Ignazio Cassis ist nicht zu beneiden. Er und Roberto Balzaretti haben getan, was sie konnten. Verbockt hat es sein glückloser Vorgänger Didier Burkhalter, der die Zügel zu lange schleifen liess. Auch er stand im Banne der SVP-Drohkulisse. Nun droht der Worst Case. Scheitert das nun vorliegende Abkommen, muss die Schweizer Seite vielleicht irgendwann aus purer Notlage eines unterzeichnen, das wesentlich schlechter sein wird.

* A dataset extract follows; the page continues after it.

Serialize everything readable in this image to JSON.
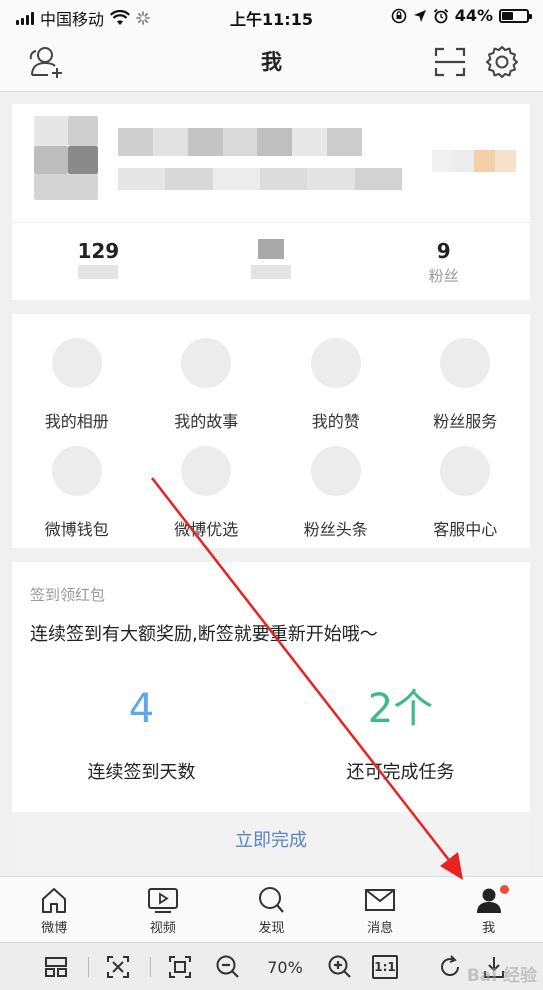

Das wäre nicht nötig, wenn man vernünftig darüber diskutieren könnte, wie der Lohnschutz in der Schweiz auch bei einer Abschwächung der flankierenden Massnahmen gesichert werden kann. Und man sich nicht von der SVP ins Bockshorn jagen lässt. Die Ablehnung ihrer Initiative deutet darauf hin, dass das Volk womöglich klüger und weitsichtiger ist als seine Vertreter in Bern.
Der Bundesrat könnte eine solche Debatte erzwingen, indem er das Rahmenabkommen durchwinkt. Vielleicht lässt er sich Zeit, bis seine neuen Mitglieder gewählt sind. Sie müssen den Entscheid ausbaden. Derzeit aber sieht es eher danach aus, dass die Schweiz sehenden Auges nicht gerade ins Verderben rennt, aber in gröbere Kalamitäten.